Voilà le seul arrangement qui permet à chacun de suivre ses
propres fins – et dans une société pluraliste, ces fins sont
nécessairement variées – tout en respectant les autres.
Tolérer n'est pas nécessairement
accepter
Les libertariens sont-ils pour autant des relativistes
moraux, des gens qui acceptent n'importe quoi, des...
libertins? En fait, non.
Tout d'abord, les libertariens ne sont pas des relativistes
pour qui tout se vaut, puisqu'ils défendent la valeur morale
de la liberté. Ils n'acceptent pas n'importe quel
arrangement politique, économique et social, mais visent au
contraire la propagation des valeurs et institutions
libérales qui ont fait des sociétés occidentales les
sociétés les plus libres, prospères, tolérantes et
dynamiques de l'histoire humaine.
Par ailleurs, sur les questions sociales et morales, les
libertariens n'ont pas nécessairement de positions
spécifiques en tant que libertariens. Un libertarien peut
par exemple croire que la prostitution, la drogue,
l'homosexualité, sont des abominations condamnées par Dieu;
il peut croire fermement que ce sont des pratiques immorales
qu'il ne peut tolérer dans sa propre vie. Mais comme
libertarien, quelles que soient ses croyances morales ou
religieuses, il croit également qu'il n'est pas légitime
d'imposer ces croyances à tous, ou encore qu'il n'est pas
légitime que l'État impose les croyances d'une partie de la
population, même une majorité, à tous.
Il y a donc une différence fondamentale entre, d'une part,
tolérer ou ignorer les comportements d'autrui et, d'autre
part, les accepter ou les approuver moralement. Pour être
libertarien, il suffit de tolérer ou d'ignorer ce que font
les autres et de s'opposer à l'imposition de normes
officielles par l'État.
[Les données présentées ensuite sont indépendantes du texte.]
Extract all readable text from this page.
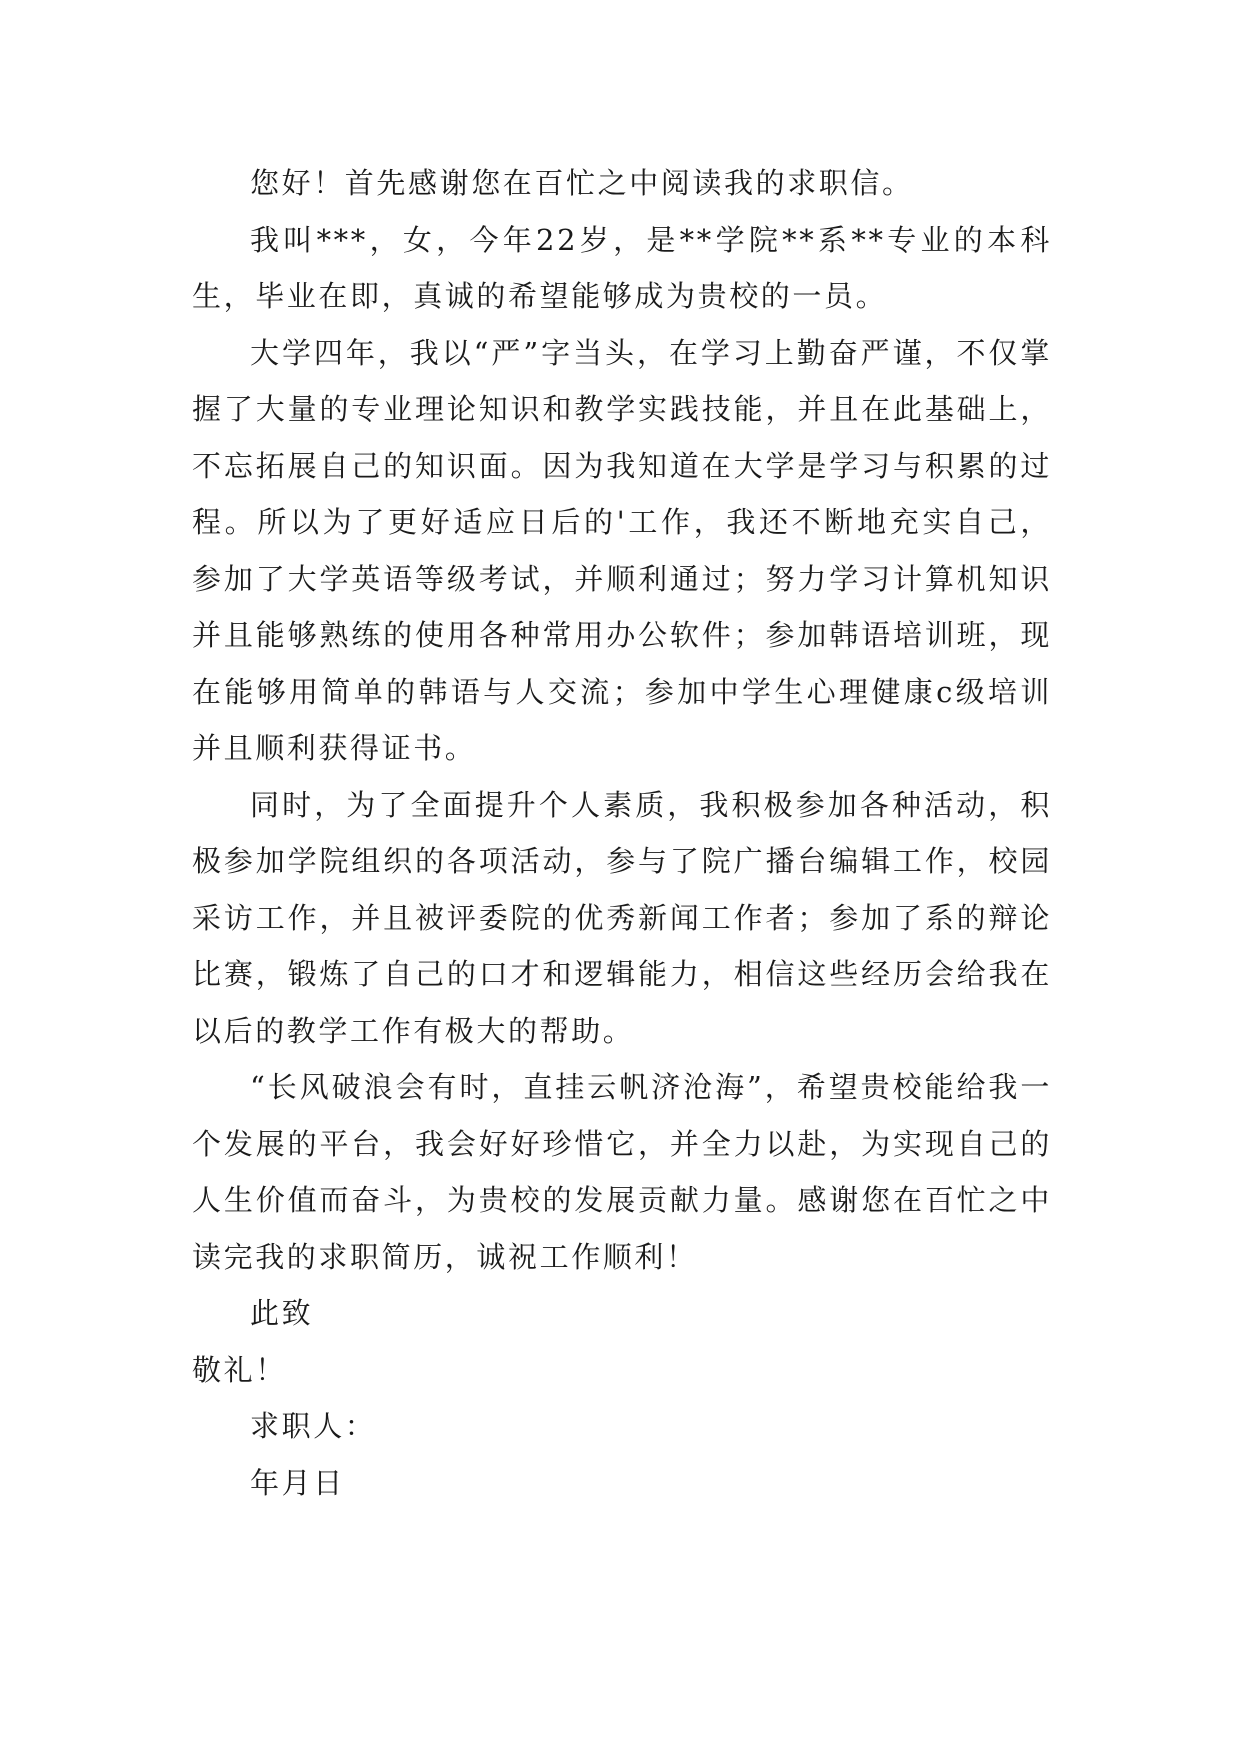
您好！首先感谢您在百忙之中阅读我的求职信。

我叫***，女，今年22岁，是**学院**系**专业的本科生，毕业在即，真诚的希望能够成为贵校的一员。

大学四年，我以“严”字当头，在学习上勤奋严谨，不仅掌握了大量的专业理论知识和教学实践技能，并且在此基础上，不忘拓展自己的知识面。因为我知道在大学是学习与积累的过程。所以为了更好适应日后的'工作，我还不断地充实自己，参加了大学英语等级考试，并顺利通过；努力学习计算机知识并且能够熟练的使用各种常用办公软件；参加韩语培训班，现在能够用简单的韩语与人交流；参加中学生心理健康c级培训并且顺利获得证书。

同时，为了全面提升个人素质，我积极参加各种活动，积极参加学院组织的各项活动，参与了院广播台编辑工作，校园采访工作，并且被评委院的优秀新闻工作者；参加了系的辩论比赛，锻炼了自己的口才和逻辑能力，相信这些经历会给我在以后的教学工作有极大的帮助。

“长风破浪会有时，直挂云帆济沧海”，希望贵校能给我一个发展的平台，我会好好珍惜它，并全力以赴，为实现自己的人生价值而奋斗，为贵校的发展贡献力量。感谢您在百忙之中读完我的求职简历，诚祝工作顺利！

此致

敬礼！

求职人：

年月日
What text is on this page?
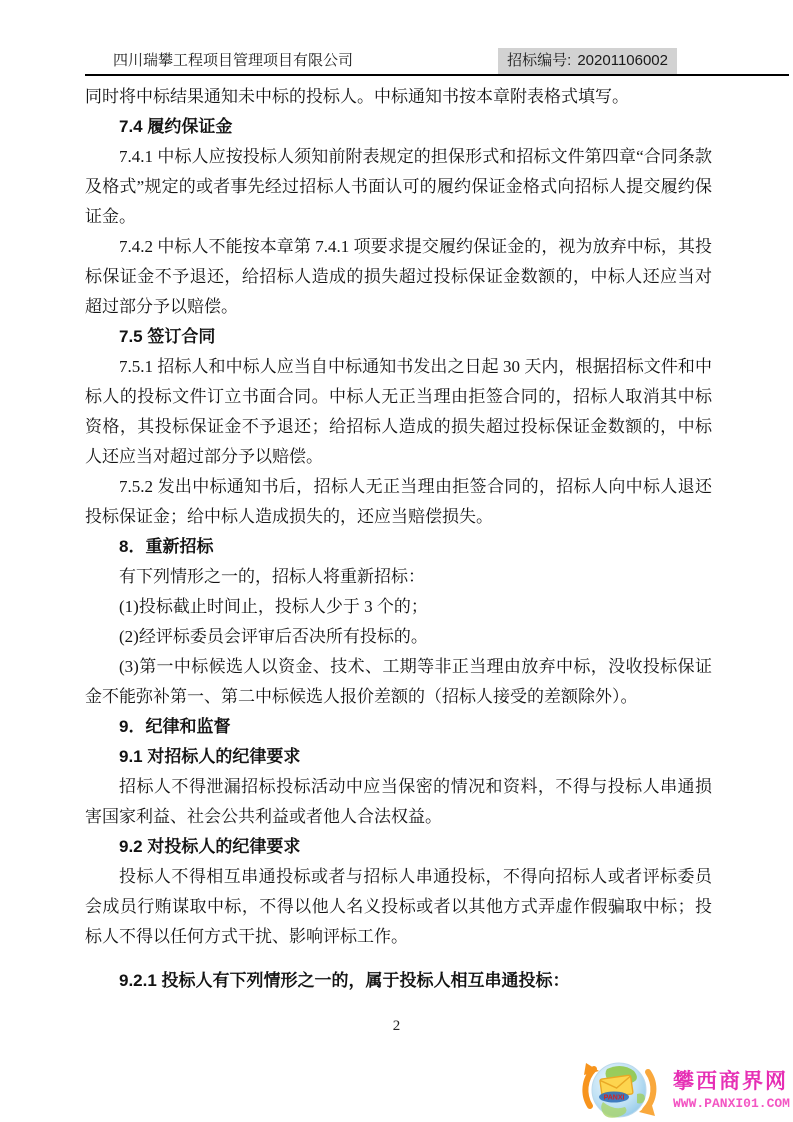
四川瑞攀工程项目管理项目有限公司	招标编号: 20201106002

同时将中标结果通知未中标的投标人。中标通知书按本章附表格式填写。

7.4 履约保证金

7.4.1 中标人应按投标人须知前附表规定的担保形式和招标文件第四章“合同条款及格式”规定的或者事先经过招标人书面认可的履约保证金格式向招标人提交履约保证金。

7.4.2 中标人不能按本章第 7.4.1 项要求提交履约保证金的，视为放弃中标，其投标保证金不予退还，给招标人造成的损失超过投标保证金数额的，中标人还应当对超过部分予以赔偿。

7.5 签订合同

7.5.1 招标人和中标人应当自中标通知书发出之日起 30 天内，根据招标文件和中标人的投标文件订立书面合同。中标人无正当理由拒签合同的，招标人取消其中标资格，其投标保证金不予退还；给招标人造成的损失超过投标保证金数额的，中标人还应当对超过部分予以赔偿。

7.5.2 发出中标通知书后，招标人无正当理由拒签合同的，招标人向中标人退还投标保证金；给中标人造成损失的，还应当赔偿损失。

8．重新招标

有下列情形之一的，招标人将重新招标：

(1)投标截止时间止，投标人少于 3 个的；

(2)经评标委员会评审后否决所有投标的。

(3)第一中标候选人以资金、技术、工期等非正当理由放弃中标，没收投标保证金不能弥补第一、第二中标候选人报价差额的（招标人接受的差额除外）。

9．纪律和监督

9.1 对招标人的纪律要求

招标人不得泄漏招标投标活动中应当保密的情况和资料，不得与投标人串通损害国家利益、社会公共利益或者他人合法权益。

9.2 对投标人的纪律要求

投标人不得相互串通投标或者与招标人串通投标，不得向招标人或者评标委员会成员行贿谋取中标，不得以他人名义投标或者以其他方式弄虚作假骗取中标；投标人不得以任何方式干扰、影响评标工作。

9.2.1 投标人有下列情形之一的，属于投标人相互串通投标：

2
PANXI
攀西商界网
WWW.PANXI01.COM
C'est ce qui fait qu'il y a des
libertariens qui ont une attitude très permissive et
d'autres qui professent des valeurs très conservatrices.
Évidemment, lorsqu'on accepte ou approuve, il est plus
facile de tolérer que si l'on condamne. Les puritains de la
Nouvelle-Angleterre du 17e siècle ont acquis une mauvaise
réputation historique non pas parce qu'ils avaient de fermes
convictions morales – ce qui peut être admirable en soi –,
mais à cause de l'intolérance dont ils faisaient preuve en
persécutant les membres des autres communautés religieuses
et en tentant d'imposer à tous de façon fanatique leur code
moral très strict.
La tentation puritaine a toujours été plus présente chez
ceux qui croient avoir la sanction divine de leur côté.
Aujourd'hui toutefois, on la retrouve également chez les
fanatiques de la « tolérance » ou plutôt de l'acceptation
obligatoire, ceux qui tentent d'imposer leurs valeurs
politiquement correctes à tous par l'entremise de lois « anti-discriminatoires »
qui briment la liberté d'opinion et d'association (voir « Les
bienfaits de la discrimination »,
le QL, no 43).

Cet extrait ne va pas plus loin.